In the case of non-intercept speed camera detections, the registration of the vehicle is captured on detection. In the event that a driver does not pay his/her Fixed Charge Notice, and is subsequently convicted, his/her licence details should be recorded in court in accordance with section 33 of the Road Traffic Act 2016. Unfortunately, there are instances when the court is unable to record licence details, such as when licences are reported to the court as lost or forgotten, or, in more serious cases, persons are convicted of speeding while also driving without a licence. There is also a cohort of drivers, who wilfully choose not to attend court and are convicted in absentia. Again, there is no licence to record in these cases.

In cases where a licence is not provided, I understand that the Department of Transport, Tourism and Sport (DTTAS) has the facility, in certain instances, to look up the National Vehicle and Driver File (NVDF) and successfully apply penalty points, based on exact matching against the offence's vehicle registration details.

We should, of course, keep in mind that approximately 95% of all penalty point offences are endorsed by the NVDF on driver licences every year and this is an exceptional rate of endorsement. Over 85% of penalty point offence records are received directly from An Garda Síochána when the offender opts to pay the fixed charge amount and accept the penalty points. The remainder are received from the Courts Service, following convictions.

The Criminal Justice (Fixed Charge Processing System (FCPS)) Working Group (chaired by officials from both my Department and DTTAS, and attended by the Courts Service) continues to monitor progress and relevant developments in the area of road traffic enforcement. In addition, I have asked my officials to meet with DTTAS and the Courts Service to discuss how the process of obtaining driver information upon conviction is currently operating under section 33 of the Road Traffic Act 2016.

The Master Licence Record (MLR) programme, established by DTTAS, is implementing further measures to assist in endorsement of penalty points by matching vehicle and driver records on the NVDF. This project will go some way to addressing the issue of 'unmatched offences' by matching vehicle and driver records on the NVDF, and, over time, by establishing owner identity for all vehicle records.

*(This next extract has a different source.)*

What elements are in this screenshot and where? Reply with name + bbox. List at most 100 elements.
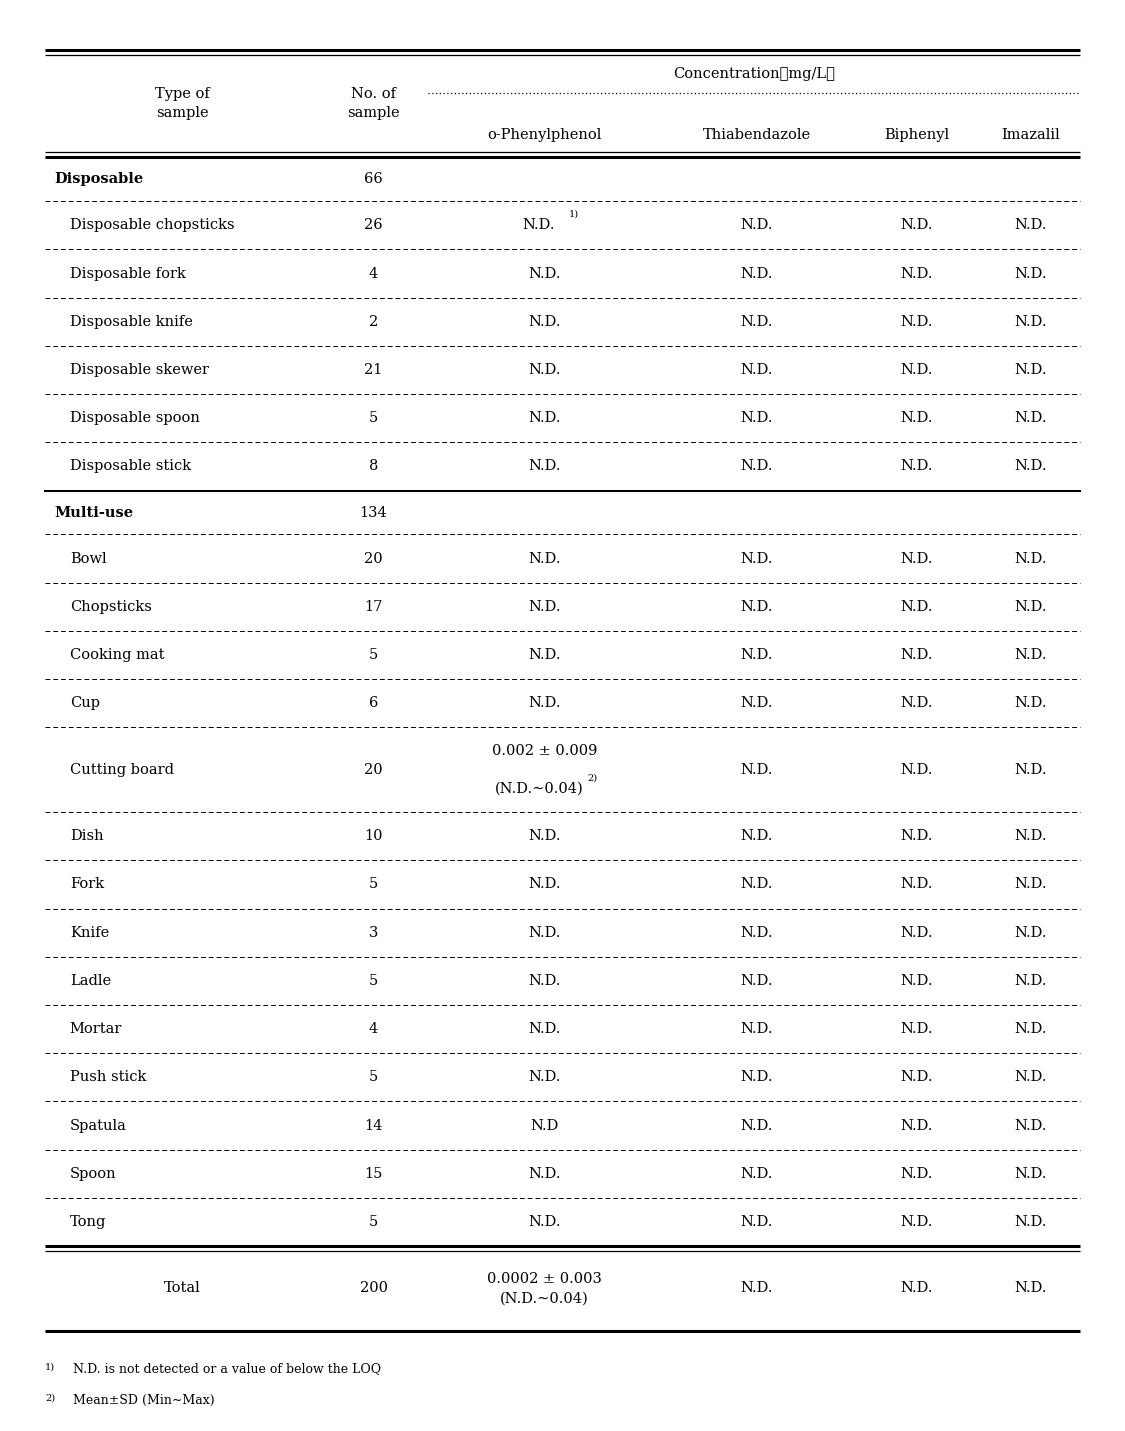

However, it is important to acknowledge that there will be always be complex scenarios when attempting to endorse driving licences in respect of road traffic offences; for example, instances where the vehicle owner is not driving at the time of an offence, or when an offending vehicle is owned by a company. I am informed by my colleague, Minister Ross, who has responsibility for road traffic legislation that, due to legislative and operational issues, full population of the MLR is likely to take several years.

A Criminal Justice (FCPS) Working Group progress report, highlighting the current status of ongoing recommendations (including the MLR programme), will be published by Minister Ross and I shortly.

Finally, I would like to take this opportunity to commend members of An Garda Síochána, especially those in the Roads Policing Units, for their continued dedication and commitment to road traffic enforcement. Over the last 12 months, there has been a concerted effort to detect offenders on our roads. Enforcement figures, discussed at the June Ministerial Committee on Road Safety chaired by Minister Ross and I, show that, in the 12 months from April 2018 to April 2019, there was a 12% increase in detections compared with the previous 12-month period. I believe this increase underscores the commitment of An Garda Síochána to make our roads a safer place for all road users.